Stop the ride, I want to get off!

Tuesday morning, my OB noticed that my blood pressure was elevated. Rather than the logical assumption that driving 5 kids to the appointment in the October SNOW might be stressing me out, he was concerned that I was one of the less that 10% of women with re-occuring pre-eclampsia. Since I am only 34 weeks, this was a scary notion, and I was told to return the next day for another check up. In the 24 hours in between, I had time to contemplate the effect on my family if I had to go on total bedrest for 3 weeks. My conclusion? The effects would be totally positive.

Now, I don't mean to make light of grave illness, and I was thankful when my blood pressure had completely returned to its normal levels the next morning, but I am doing some thinking about what my feelings about bedrest say about my life at the moment.
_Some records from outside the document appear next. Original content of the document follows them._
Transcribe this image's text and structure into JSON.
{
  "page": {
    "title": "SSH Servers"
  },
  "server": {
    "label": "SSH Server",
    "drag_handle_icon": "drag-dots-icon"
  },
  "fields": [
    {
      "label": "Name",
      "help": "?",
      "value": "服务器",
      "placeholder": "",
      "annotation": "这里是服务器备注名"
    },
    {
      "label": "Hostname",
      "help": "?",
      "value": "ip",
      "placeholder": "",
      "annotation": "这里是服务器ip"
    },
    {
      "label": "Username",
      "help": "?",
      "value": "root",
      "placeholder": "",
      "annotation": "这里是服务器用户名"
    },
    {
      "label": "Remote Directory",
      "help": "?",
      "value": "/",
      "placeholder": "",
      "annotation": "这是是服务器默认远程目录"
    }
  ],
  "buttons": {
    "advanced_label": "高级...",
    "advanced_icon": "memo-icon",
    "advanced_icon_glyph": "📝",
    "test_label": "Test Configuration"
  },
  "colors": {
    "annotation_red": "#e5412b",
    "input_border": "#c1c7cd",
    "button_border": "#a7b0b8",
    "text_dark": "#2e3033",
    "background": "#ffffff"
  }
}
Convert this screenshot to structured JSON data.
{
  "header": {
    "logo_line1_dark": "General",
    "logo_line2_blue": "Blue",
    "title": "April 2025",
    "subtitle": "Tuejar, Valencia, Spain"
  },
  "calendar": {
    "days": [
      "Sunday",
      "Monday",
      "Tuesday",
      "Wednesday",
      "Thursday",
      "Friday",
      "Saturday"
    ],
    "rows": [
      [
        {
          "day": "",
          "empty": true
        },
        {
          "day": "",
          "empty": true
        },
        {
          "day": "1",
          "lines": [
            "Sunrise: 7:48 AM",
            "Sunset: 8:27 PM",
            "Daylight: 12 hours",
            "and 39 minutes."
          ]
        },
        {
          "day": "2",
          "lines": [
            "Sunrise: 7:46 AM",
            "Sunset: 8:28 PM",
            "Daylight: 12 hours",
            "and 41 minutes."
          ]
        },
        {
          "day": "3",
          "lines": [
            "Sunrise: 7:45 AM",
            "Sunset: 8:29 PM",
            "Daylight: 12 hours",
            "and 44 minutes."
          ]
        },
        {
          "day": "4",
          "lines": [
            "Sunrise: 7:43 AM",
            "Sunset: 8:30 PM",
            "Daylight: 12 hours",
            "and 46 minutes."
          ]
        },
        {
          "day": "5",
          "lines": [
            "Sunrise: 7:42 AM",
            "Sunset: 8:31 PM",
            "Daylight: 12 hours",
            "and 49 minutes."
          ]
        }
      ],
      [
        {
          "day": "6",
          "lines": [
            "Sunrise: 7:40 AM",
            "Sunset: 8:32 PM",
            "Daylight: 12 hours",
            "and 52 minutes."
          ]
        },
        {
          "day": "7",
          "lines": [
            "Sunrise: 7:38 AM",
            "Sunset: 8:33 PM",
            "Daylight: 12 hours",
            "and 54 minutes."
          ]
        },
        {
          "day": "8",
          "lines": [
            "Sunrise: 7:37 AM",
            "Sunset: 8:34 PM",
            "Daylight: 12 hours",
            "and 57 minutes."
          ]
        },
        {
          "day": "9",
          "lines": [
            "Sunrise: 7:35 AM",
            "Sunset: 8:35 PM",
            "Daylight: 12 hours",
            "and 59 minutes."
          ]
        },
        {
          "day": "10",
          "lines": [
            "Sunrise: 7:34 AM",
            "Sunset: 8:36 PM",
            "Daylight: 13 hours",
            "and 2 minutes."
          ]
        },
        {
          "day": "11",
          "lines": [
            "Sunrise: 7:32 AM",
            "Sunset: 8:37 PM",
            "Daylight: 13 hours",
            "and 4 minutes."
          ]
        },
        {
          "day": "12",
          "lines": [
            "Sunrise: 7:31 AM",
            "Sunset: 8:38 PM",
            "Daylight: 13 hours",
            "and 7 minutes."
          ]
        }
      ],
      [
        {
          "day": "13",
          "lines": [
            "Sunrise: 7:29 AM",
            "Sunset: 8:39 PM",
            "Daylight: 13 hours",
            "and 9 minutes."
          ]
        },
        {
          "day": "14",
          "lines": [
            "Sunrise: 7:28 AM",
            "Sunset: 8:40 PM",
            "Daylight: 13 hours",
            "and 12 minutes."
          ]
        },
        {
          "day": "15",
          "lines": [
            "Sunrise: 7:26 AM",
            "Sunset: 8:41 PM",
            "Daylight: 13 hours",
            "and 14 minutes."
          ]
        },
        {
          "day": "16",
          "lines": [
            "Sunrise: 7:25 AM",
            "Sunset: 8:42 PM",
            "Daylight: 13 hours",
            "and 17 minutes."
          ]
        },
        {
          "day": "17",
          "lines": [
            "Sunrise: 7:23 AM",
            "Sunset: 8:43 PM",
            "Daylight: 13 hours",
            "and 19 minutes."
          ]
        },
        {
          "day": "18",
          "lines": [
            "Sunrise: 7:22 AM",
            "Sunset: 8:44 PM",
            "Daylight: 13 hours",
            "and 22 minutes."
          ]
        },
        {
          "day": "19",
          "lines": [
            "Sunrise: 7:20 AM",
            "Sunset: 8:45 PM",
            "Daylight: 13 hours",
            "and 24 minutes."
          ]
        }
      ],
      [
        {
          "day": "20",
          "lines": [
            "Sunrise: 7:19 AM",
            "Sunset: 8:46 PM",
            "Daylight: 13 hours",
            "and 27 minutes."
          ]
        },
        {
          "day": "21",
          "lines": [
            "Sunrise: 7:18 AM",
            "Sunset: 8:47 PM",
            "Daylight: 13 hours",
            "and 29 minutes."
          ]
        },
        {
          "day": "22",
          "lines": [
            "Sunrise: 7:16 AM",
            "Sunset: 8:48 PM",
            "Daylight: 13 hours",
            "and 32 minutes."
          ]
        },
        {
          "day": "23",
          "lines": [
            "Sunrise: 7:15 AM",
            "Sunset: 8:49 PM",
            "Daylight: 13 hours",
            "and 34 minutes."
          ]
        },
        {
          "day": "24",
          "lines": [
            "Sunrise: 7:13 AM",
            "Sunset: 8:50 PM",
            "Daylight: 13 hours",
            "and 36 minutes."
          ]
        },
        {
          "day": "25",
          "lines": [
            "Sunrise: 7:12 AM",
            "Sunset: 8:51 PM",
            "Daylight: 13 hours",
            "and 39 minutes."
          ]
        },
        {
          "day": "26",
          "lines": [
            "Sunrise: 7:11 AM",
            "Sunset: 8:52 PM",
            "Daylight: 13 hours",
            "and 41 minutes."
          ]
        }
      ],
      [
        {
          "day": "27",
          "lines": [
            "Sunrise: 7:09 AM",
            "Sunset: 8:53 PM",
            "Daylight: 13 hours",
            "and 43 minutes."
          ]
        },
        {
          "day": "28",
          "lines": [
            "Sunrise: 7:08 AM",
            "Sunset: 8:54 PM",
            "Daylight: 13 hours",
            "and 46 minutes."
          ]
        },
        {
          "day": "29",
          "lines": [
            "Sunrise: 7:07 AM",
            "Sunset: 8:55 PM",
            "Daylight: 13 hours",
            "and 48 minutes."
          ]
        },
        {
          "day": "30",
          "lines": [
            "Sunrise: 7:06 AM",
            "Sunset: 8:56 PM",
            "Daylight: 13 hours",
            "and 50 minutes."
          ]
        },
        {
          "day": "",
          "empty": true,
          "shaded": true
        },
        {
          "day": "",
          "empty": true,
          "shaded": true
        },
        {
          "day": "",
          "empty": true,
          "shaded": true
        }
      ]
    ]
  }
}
We can all laugh about how fun it would be to spend a few days in bed, but I really had a plan:

1. Move all the school books and some great read alouds into my room, along with trains, blocks and dolls.
2. Hire a cleaning lady for 3 days a week to do laundry and keep up the house (or, just let the house go, budget depending).
3. Make a list of slow cooker meals that my husband could start before he left for work each morning.
4. Send K to the knitting store to stock me up, and make hats and mittens for the kids in my downtime.
5. Hire the neighbor's teenager to be a sitter when the kids go out to play with other neighborhood kids each afternoon, and spend that time cuddling the baby.
6. Cancel everything else.

Really, what could be better? This is very much the way we homeschooled last year (except for being in bed), in that we had no friends and I didn't clean the house, I just spent all of my time reading to my kids in the backyard and we ate mostly cheese, crackers and apple slices. This week, we have had appointments every single day, and for what seems like 2 months now we have been off our schedule and overtired because of something...move, summer, baseball, race training, holidays, pregnancy, playdates, grandparent sleepovers, travel...it is time for me to put my foot down, but how?

2 comments:

Anonymous said...

I have no idea!!! I love when my kids get sick and I don't have to run around carpooling, I stay home, skip mass etc. I was hoping after reading this blog for a while that homeschooling would make for a less harried existence. But from reading your post, maybe not!!! Let me know wha you find out- b/c I am at my wits end!!! We talk about the importance of schedules for little ones, but what do you do when you have older ones with activities that conflict with the little kids' schedules? Either the baby/toddler gets the shaft or the big kids get do absolutely nothing outside the home. I know big families require sacrfices from all members- which I think is a good thing, but I want my kids to be well-rounded, social people. Argh!

Right Said Red said...

I'm wondering if a stress-filled post-season baseball season had anything to do with your high bp? If so, you really are a Philly phan.